My thought process is that each of these departments feed patients to each other so having them in close proximity can reduce patient travel and the need for duplicate equipment. During my imaginary travels from department to department I always keep in mind what I call PDR: privacy, dignity and respect of the patient. PDR can be as simple as providing curtains, walls or doors between patients; not parking inpatients’ stretchers on corridors or public waiting! There needs to be an understanding that many patients can’t choose for themselves, so you will be making choices for them. These considerations will aid in planning the movement of patients from department to department, so they don’t cross with general hospital population.

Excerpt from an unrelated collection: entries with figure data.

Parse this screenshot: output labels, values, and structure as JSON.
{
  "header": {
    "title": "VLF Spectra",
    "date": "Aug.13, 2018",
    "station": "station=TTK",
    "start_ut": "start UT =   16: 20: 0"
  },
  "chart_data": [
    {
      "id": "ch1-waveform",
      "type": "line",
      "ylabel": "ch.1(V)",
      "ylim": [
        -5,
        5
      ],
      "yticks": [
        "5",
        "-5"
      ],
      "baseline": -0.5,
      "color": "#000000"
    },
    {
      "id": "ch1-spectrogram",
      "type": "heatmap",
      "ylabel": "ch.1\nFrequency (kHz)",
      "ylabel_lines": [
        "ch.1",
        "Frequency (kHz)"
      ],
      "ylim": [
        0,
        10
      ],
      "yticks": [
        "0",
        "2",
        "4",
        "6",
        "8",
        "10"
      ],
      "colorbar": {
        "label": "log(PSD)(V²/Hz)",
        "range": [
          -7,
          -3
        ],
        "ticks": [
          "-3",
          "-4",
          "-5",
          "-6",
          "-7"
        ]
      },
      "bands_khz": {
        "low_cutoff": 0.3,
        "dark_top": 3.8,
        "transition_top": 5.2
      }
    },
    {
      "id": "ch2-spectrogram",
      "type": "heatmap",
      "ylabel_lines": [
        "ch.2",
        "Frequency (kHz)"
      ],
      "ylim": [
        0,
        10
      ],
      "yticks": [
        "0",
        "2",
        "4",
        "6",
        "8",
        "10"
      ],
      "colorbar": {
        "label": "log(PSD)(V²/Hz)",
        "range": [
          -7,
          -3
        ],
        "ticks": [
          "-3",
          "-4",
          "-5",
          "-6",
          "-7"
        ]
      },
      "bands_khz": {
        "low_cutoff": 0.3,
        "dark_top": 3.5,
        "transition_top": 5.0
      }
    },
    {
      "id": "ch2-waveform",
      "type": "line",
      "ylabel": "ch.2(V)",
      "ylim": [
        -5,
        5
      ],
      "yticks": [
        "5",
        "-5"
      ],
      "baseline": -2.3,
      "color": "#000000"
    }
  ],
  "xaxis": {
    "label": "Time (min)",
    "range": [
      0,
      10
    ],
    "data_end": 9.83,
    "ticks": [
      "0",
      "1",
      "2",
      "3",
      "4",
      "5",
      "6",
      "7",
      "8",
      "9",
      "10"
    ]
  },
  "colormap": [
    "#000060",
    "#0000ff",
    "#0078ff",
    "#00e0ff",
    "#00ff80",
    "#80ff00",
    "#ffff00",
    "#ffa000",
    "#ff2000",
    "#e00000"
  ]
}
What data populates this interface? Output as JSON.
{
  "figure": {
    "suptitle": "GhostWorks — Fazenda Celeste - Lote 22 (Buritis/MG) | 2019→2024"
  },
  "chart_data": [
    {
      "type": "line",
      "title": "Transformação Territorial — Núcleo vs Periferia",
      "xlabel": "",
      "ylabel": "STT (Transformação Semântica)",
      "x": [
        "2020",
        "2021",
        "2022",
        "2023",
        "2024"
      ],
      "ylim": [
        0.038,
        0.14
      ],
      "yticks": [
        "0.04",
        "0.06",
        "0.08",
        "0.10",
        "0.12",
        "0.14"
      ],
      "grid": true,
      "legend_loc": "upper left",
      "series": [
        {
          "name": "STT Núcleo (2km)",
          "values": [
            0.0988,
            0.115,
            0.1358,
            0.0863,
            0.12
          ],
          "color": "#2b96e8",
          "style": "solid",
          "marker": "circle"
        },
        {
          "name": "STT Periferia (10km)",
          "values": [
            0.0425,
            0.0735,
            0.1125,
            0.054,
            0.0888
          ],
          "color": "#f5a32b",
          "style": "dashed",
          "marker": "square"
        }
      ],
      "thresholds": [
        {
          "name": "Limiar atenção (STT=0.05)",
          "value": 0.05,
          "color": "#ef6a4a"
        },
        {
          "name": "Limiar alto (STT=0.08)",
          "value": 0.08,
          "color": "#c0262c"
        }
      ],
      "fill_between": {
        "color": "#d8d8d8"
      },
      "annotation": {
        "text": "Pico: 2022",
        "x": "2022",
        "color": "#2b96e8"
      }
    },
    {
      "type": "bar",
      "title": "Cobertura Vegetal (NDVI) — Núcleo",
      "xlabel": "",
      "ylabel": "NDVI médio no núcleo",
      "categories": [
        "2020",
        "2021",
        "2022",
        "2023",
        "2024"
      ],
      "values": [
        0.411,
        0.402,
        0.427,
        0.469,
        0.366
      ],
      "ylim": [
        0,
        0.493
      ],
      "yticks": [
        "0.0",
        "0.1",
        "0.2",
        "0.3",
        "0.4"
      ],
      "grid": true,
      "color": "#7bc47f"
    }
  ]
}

Four: Solve problems with pen and ink instead of sledge hammers. Talking through, walking through, mock ups, and 3-D renderings are all methods of identifying issues before they become real construction problems. It is important to remember that you will pay for a mistake three times; once to build it, once to tear it down and once to rebuild it.
Moving into construction without an adequate review process, will increase the likelihood of change orders/variations further down the line. On many projects I’ve reviewed, in the rush to construction, simple mistakes that could have been avoided resulted in tens of thousands of dollars of costly corrections. An example of that is an MR landlocked in the centre of the building and walls that had to be torn down for installation.
Five: Design with caregivers in mind. I apply a rule that a caregiver should never move more than 25m in any direction to obtain the supplies needed to do their job. This is accomplished by locating support rooms to adequately supply the staff. During review of plan elevations, it is important to remember simple rules; like a caregiver should never move their feet with sharps or needles in their hand. Accordingly, locating sharp disposal boxes at the site of injections is a simple measure that has great impact. Another easy fix is to mount patient monitors on articulating arms, which can be adjusted to the height of the caregiver. A nurse’s time should be spent with the patient, not chasing down supplies; so, by simply by locating support rooms within those 25m of where the care occurs can drastically reduce the amount of time a caregiver spends traveling the hallways. I believe strongly that taking care of your caregivers is a great consideration in planning and is accomplished without costly measures.
To address some of these key guiding principles, I developed a detailed Design Review Methodology in the past years. At the heart of this methodology is the need to retain an experienced hospital technology planning team and senior technology planner.
The overall goal of an experienced Hospital Technology Planning team is to assist in the establishment of international standards in hospital design that support patient safety, infection control and optimised workflows based on room and department placements and functional adjacencies.
A senior technology planner can provide quick desktop reviews of designs, in depth design reviews and BOQs, in addition to supporting the Client Design Team with the application of best practices in hospital development during the design phase. In addition, the senior technology planner will support the creation of a project plan for technology installation, pre-installation and commissioning needs with their main focus being the hospital as a whole and all equipment from an agnostic point of view.
Out of the hundreds of hospitals I have had the opportunity to work on over the past 30 plus years, I would estimate one third run into trouble; and by having a hospital technology planner at the centre of the discussions you could reduce this number significantly.
Medical facilities are some of the most technically complex building projects in the world and obtaining the right advice is key; and should be applied as early as possible to avoid costly mistakes and making the project a long-lasting success.